Korumacı Politikalarla Halka Saldırılar
ABD Başkanı Donald Trump’ın ikinci döneminde, ABD’nin korumacı ticaret politikaları beklenmedik düzeye yükseltildi. İç pazarı korumaya dönük bu politikalar, özellikle Çin’e karşı Biden döneminde de sert bir yaklaşımla zaten uygulanmaktaydı. Trump ise gümrük vergilerini beklenmedik derecede ve bir anda yükselterek “açık bir ticaret savaşı” ilanı etti. Bunu ticaret açığı yaşadığı başka ülkelere karşı da uygulamayı istese de şimdilik şartlar buna olanak vermedi. Çin ise açıkça “ticarî alandaki düşman” olarak hedefte tutulmaya devam etti. Çelik, alüminyum ve tarım ürünlerine yönelik ek gümrük vergileri, ABD ile Çin arasındaki ticaret savaşını tırmandırdı. ABD bu hamlelerle müttefiki olan AB’li emperyalistleri de karşısına almış oldu. AB’li emperyalistler ABD’yi karşılarına almasalar da ona güvenmediklerini gösteren bazı söylemlerle kendileri için kısmen özel bir rota çizeceklerini ortaya koyarak bu süreci geçiştirme yoluna gittiler. Ne de olsa “ticaret savaşı”nda başrol olamayacaklar; ama iki büyük gücün kapışmasında “belirleyici olabilecek” yan rolle bu süreçten yararlanabilecekler.
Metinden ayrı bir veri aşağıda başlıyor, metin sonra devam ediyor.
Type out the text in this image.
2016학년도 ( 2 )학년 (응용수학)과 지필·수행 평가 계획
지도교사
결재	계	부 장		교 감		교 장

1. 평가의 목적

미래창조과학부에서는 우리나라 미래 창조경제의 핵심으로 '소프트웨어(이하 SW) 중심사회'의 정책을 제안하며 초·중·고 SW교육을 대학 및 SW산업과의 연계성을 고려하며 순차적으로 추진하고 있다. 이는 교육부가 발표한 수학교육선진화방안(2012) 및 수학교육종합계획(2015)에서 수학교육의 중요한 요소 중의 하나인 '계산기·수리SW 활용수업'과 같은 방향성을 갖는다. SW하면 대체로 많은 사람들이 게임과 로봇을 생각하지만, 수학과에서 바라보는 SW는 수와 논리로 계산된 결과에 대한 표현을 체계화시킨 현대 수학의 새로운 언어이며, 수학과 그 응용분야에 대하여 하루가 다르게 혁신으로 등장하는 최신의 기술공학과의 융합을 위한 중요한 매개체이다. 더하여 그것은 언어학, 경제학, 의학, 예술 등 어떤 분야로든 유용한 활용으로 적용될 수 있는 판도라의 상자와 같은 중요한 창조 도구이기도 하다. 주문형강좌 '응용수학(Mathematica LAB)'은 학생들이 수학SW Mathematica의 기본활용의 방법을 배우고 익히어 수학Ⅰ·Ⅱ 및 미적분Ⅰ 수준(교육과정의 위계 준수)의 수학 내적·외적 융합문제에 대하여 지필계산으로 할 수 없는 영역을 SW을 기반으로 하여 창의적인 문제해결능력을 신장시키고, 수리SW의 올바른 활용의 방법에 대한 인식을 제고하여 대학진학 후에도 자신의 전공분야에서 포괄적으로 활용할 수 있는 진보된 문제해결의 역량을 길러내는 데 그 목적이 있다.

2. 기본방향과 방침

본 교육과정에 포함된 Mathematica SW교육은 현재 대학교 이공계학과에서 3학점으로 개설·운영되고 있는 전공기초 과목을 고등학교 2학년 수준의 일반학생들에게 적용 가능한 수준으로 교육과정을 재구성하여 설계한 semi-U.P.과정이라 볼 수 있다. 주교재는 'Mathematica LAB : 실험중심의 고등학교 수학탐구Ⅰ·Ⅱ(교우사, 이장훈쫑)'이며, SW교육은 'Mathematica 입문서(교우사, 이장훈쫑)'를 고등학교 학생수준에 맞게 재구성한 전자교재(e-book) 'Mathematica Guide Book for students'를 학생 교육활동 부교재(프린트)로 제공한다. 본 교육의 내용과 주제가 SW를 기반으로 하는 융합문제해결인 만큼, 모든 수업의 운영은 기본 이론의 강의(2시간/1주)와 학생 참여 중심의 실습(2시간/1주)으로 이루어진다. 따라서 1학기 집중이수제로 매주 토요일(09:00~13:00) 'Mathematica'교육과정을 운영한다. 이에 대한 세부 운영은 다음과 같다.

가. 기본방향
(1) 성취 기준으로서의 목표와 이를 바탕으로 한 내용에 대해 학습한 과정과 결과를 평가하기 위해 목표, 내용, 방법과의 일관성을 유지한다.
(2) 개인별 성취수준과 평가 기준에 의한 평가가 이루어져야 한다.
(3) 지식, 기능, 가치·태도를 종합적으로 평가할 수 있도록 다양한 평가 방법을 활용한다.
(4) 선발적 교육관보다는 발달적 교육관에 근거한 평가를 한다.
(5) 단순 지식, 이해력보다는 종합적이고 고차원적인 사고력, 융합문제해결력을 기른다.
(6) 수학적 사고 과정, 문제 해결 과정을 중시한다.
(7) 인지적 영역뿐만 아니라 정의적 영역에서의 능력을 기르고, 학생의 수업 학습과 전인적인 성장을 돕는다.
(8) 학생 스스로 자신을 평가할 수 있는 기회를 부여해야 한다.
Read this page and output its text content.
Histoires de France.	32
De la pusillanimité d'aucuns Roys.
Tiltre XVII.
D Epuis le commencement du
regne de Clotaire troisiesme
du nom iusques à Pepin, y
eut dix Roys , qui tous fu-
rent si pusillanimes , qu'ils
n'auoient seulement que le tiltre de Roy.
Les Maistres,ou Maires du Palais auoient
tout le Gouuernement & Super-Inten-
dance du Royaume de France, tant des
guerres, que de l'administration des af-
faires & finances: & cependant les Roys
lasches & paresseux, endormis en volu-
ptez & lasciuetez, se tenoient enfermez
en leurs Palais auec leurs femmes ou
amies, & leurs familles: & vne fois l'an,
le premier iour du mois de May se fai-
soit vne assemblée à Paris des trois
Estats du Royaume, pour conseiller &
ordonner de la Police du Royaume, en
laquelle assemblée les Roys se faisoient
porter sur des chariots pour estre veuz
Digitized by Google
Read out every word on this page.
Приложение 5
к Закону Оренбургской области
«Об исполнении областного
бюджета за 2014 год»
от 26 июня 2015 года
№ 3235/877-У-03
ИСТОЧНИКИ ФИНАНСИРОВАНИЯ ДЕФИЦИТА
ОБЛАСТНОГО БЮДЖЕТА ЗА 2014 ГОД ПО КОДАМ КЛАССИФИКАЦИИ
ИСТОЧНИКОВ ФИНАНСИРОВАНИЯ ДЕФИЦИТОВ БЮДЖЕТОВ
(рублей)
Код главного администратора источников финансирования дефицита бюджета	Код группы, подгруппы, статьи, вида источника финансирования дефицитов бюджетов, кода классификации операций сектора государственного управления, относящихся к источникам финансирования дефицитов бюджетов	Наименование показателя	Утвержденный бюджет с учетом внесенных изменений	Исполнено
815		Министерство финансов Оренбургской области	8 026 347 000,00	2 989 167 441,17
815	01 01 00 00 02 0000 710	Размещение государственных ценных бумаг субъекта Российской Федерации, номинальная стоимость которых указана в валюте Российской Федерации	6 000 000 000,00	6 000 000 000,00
Nitekim Çin gümrük vergilerine karşı güçlü refleksler göstererek söz konusu ticaret savaşında tabloyu daha görünür bir hale getirdi. Bu arada AB’ye de müttefiklik önerdi…
ABD’nin esas olarak Çin’i hedef alan; ama aynı zamanda müttefiklerine de ayar vermeyi, hizaya getirmeyi içeren ekonomik politikalarının dünya ekonomisindeki etkisi çok sert oldu. Açıklamanın yapıldığı 2 Nisan’ın hemen ertesinde Avrupa ve Asya borsalarında çok sert düşüşler yaşandı. Trump’ın açıkladığı yeni gümrük vergi oranlarının ardından dünya para piyasaları sarsıldı, ABD hisse senedi vadeli işlemleri yüzde 3’e varan oranda düştü, özellikle Tokyo piyasası Asya’daki kayıplara öncülük etti. Petrol fiyatları varil başına 2 dolardan fazla düştü ve kripto para birimi bitcoinin fiyatı yüzde 4,4 düştü.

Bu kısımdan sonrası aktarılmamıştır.